A recent report in The Telegraph, UK, on why online dating generates more lasting relationships, states, “love is now big business worth an annual $4 billion internationally and growing at 70 per cent a year”. Psychologists at the Chicago University are of the opinion that marriages which begin with online dating have a greater chance of success than those which begin in the ‘real’ world. According to a survey, couples who first met in person reported “slightly less satisfaction” than the ones who met online.
The times are a-changing, it can be said, but one wonders where this change is going. Online dating ‘solutions’ provided by professional matchmakers are for the rich and the busy — who have little time to search for a partner in the world outside the computer screen. But anyone who has an account on Facebook will realize how online love is all set to dissolve class barriers.
A Facebook profile is almost like a voter ID card now — not having one is unusual. One doesn’t even require a personal computer or an internet café to have one — the phone is a mini computer. Facebook is like a huge party room, a café, a bar or a community centre you can visit at all hours. Finding love and doing business, of course, are the most common reasons for visiting such places.
What is it that makes internet love such a popular and comfortable option — the risks of fake profiles, fake photographs and fake identities notwithstanding? Delving into that abyss called the human psyche, one could investigate why an introvert can transform himself into a flamboyant extrovert in his virtual avatar, how a Photoshopped image can work wonders for one’s confidence and why the ‘safe’ distance afforded by the computer screen can help a person express his or her emotions better.
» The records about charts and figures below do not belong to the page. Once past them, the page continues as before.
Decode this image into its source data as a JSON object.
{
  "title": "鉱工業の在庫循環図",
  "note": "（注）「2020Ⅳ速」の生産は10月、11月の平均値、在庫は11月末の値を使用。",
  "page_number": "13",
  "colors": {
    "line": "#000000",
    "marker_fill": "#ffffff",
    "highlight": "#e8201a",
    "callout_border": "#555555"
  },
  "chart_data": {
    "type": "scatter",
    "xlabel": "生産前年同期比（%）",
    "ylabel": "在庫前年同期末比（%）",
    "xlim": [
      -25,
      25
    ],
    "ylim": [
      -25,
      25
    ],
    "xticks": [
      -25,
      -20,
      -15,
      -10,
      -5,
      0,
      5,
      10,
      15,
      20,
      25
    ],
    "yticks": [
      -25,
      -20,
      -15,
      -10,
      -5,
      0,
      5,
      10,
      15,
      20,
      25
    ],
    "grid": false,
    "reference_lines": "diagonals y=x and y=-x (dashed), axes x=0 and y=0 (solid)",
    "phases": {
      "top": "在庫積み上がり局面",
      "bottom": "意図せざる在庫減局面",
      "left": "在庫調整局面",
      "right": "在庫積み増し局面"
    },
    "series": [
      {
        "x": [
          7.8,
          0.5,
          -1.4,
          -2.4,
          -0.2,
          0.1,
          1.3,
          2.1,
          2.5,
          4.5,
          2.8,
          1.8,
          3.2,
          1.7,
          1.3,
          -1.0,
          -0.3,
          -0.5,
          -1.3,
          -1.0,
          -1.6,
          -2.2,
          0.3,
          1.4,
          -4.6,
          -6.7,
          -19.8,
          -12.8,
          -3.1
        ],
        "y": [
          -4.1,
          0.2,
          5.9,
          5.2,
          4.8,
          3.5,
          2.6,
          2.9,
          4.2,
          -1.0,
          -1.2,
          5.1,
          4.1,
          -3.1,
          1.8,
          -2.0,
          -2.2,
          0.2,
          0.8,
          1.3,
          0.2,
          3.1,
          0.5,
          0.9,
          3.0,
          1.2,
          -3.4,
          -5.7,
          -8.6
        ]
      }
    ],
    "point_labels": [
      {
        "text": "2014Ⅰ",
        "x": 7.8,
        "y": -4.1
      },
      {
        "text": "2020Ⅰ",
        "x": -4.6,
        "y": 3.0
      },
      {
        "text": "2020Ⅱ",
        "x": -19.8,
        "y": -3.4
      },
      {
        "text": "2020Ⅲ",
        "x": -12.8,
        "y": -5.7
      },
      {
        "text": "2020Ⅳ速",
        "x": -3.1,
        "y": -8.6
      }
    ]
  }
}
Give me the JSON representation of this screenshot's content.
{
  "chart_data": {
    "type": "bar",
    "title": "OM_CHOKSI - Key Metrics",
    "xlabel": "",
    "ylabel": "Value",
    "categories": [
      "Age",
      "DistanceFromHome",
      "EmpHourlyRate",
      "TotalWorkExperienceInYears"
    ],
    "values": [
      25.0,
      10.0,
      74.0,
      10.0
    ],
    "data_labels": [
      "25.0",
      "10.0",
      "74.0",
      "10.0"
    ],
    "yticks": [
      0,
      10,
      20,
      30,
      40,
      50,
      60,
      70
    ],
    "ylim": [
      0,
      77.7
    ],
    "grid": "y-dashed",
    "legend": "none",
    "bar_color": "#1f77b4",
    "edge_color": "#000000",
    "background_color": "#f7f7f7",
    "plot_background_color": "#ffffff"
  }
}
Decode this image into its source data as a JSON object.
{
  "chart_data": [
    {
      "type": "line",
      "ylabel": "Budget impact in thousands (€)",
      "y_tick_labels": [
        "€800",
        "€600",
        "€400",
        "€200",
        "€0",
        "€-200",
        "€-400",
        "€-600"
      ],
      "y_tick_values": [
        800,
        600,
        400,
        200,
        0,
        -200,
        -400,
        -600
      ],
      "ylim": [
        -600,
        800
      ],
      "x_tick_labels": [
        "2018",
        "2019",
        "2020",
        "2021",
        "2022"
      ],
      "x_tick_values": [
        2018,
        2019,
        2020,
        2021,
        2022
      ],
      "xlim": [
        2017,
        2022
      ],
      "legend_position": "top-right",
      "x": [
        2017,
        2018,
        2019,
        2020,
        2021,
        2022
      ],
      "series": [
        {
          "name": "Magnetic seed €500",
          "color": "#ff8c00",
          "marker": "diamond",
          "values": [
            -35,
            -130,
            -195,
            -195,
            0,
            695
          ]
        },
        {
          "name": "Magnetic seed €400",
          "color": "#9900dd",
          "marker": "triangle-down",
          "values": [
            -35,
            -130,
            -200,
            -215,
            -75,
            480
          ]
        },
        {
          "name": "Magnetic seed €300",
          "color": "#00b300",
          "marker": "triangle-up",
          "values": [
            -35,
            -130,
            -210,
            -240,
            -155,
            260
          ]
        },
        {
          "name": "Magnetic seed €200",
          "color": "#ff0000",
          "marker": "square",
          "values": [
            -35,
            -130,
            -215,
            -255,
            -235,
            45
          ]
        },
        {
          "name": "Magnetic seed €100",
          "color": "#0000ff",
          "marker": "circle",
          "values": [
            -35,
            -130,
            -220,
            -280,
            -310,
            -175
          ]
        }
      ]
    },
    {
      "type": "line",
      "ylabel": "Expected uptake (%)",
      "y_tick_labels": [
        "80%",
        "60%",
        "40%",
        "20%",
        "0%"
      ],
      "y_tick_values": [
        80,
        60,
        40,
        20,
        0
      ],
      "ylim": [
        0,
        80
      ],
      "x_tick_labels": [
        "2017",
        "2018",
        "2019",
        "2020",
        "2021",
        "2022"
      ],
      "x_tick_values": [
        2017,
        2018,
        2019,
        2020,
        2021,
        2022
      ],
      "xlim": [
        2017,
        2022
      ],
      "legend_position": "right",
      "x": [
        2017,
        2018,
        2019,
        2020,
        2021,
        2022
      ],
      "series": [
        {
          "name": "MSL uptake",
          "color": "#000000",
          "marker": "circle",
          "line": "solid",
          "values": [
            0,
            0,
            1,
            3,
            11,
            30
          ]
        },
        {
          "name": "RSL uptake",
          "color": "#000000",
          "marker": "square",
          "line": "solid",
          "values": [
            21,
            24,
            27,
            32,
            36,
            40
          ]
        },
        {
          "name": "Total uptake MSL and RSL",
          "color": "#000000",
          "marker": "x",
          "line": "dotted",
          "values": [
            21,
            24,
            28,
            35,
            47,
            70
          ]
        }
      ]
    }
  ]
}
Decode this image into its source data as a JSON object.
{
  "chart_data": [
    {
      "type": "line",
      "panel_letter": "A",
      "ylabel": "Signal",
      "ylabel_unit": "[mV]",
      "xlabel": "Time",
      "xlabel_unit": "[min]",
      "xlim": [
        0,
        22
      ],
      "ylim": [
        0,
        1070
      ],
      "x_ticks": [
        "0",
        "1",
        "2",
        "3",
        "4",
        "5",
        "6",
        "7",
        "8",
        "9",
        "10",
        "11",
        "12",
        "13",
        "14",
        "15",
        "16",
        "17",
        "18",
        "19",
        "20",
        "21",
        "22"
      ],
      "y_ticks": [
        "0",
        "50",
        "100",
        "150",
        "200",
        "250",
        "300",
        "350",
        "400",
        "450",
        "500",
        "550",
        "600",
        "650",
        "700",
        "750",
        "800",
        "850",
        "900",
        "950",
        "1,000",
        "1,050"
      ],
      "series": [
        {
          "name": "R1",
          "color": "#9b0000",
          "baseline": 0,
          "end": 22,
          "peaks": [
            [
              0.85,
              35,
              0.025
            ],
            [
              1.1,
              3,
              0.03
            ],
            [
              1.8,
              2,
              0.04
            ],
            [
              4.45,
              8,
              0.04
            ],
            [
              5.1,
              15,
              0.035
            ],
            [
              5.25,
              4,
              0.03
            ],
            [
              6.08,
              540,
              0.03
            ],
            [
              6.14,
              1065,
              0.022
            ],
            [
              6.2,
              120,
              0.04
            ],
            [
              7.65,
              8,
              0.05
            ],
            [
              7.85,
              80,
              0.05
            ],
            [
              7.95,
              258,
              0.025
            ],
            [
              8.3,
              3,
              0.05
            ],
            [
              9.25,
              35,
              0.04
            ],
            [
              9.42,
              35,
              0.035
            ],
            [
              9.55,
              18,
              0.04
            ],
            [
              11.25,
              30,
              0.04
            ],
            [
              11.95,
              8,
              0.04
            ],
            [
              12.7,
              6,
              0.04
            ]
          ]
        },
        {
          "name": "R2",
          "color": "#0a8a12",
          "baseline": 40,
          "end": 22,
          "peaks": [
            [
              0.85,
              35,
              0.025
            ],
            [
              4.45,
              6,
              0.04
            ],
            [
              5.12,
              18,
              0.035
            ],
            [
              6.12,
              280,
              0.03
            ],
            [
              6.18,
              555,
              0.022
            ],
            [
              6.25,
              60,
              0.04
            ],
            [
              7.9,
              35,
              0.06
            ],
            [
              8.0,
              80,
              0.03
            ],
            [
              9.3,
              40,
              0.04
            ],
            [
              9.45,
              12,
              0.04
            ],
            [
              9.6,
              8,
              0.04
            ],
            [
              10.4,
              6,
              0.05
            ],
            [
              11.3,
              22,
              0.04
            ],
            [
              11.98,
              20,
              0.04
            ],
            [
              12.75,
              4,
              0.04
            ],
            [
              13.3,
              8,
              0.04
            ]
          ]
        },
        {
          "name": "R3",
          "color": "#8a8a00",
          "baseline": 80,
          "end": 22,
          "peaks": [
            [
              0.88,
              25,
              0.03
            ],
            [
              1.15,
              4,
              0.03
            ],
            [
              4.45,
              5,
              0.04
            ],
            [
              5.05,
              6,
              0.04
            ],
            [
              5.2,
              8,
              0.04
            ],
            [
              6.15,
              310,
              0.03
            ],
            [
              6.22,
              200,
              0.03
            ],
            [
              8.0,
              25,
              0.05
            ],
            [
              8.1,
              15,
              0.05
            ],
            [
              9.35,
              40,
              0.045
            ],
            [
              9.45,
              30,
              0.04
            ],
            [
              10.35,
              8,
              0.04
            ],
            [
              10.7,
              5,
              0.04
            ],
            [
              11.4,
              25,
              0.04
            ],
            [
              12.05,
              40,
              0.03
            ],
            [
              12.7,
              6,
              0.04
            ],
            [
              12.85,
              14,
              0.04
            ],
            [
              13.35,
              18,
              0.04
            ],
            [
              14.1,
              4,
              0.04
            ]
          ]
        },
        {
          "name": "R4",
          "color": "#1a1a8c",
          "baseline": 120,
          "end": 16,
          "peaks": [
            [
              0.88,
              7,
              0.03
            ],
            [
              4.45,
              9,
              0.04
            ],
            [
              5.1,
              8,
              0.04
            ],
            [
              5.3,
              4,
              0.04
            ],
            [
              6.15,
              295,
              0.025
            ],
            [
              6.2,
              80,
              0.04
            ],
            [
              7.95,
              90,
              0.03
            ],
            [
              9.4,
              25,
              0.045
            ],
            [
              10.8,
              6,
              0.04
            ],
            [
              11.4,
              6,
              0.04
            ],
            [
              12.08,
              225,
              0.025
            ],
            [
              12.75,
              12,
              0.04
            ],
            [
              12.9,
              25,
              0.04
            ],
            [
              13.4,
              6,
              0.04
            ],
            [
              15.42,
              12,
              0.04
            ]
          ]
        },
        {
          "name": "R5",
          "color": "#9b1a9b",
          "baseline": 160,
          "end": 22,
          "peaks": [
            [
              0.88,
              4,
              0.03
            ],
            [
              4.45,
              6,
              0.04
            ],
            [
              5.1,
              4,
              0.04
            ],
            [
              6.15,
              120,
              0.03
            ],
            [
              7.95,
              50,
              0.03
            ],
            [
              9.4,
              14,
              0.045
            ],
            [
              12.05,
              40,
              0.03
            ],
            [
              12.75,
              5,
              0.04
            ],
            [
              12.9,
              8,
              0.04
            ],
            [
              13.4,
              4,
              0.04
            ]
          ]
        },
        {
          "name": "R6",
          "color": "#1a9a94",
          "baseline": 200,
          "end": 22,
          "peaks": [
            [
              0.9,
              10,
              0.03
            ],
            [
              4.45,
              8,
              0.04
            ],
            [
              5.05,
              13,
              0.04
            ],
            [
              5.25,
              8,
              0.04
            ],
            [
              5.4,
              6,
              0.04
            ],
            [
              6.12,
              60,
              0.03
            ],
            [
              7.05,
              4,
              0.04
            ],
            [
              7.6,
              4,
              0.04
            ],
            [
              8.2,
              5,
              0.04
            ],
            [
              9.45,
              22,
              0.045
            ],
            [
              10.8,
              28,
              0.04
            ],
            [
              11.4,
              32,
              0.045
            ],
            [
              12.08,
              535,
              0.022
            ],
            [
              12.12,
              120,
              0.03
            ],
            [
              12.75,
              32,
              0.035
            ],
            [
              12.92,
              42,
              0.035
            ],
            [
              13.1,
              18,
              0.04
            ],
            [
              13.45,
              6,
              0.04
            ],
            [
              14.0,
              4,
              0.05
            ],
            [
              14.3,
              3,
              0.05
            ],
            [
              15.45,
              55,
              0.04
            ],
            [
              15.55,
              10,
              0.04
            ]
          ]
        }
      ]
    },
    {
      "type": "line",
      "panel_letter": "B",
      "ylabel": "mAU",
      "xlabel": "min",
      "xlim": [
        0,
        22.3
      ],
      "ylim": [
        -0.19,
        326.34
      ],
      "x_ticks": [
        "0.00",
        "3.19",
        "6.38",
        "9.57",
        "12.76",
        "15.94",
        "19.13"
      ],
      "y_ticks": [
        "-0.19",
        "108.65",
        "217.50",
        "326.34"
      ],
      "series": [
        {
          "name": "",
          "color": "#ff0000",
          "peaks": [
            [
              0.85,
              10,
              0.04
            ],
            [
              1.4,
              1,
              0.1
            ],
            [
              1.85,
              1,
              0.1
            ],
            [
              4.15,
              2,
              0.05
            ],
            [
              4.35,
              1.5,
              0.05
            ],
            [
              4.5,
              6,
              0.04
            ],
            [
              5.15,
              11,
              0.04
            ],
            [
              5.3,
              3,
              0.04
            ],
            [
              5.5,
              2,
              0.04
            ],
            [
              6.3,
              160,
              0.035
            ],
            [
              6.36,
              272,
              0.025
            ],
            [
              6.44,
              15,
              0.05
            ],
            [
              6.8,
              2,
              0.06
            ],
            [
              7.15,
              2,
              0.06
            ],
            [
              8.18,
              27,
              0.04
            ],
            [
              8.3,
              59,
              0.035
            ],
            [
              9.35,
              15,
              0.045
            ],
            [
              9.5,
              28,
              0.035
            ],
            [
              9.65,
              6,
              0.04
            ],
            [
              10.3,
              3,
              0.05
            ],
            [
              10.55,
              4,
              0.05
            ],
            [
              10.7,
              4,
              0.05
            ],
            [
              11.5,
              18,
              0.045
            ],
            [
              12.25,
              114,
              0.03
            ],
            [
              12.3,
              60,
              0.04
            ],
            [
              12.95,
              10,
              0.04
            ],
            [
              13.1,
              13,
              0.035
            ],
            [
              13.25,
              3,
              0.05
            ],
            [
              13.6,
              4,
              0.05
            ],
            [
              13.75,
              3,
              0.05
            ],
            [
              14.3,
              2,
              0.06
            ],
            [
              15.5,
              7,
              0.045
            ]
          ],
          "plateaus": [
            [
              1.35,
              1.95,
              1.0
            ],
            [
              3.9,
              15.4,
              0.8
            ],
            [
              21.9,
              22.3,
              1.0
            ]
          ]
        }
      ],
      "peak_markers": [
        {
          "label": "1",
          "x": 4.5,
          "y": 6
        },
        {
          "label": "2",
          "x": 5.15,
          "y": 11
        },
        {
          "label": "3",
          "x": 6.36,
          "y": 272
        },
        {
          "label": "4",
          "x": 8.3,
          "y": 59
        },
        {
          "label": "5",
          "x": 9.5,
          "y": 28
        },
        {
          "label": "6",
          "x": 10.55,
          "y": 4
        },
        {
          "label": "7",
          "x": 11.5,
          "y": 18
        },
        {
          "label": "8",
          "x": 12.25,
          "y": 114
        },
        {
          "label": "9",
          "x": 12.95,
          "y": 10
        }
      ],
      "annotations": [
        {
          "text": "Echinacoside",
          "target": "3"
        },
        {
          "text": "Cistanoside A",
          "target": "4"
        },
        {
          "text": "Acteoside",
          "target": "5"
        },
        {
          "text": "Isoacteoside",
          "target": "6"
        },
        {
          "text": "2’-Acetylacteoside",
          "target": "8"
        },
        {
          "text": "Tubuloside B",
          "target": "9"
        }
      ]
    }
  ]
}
One clear advantage of the virtual self is the anonymity that comes with it. A Facebook profile can be disposed of, or disowned, at will. One can discard an entire episode — of promises made, inclinations shown, words spoken, emotions expressed — with a simple Block or Unfriend button. Online dating also makes it far easier to ward off unwanted attention. It’s a life that can be created, erased and re-created. The virtual life is far more empowering than the ‘real’ one.
The virtual world also offers the convenience of packaging oneself better. In person, one might blabber or stammer, or be bad at finding the right words at the right moment. One may have a bad hair day; the lack of a decent dress or a good perfume may spoil a date. But words written in chat boxes can be erased and rewritten before one presses the Enter button. The About Me section can be edited, the profile picture airbrushed. Physical presence will often betray — through the flicker of the eye, the hint of a smile or the tightening of facial muscles — what one tries to hide. But smileys are standardized templates for the ‘exact’ emotion one intends to express. They will not let the other person read more than what is required.
Love does involve advertising oneself to the prospective partner as a lucrative option. It is a business that can be done better over the internet.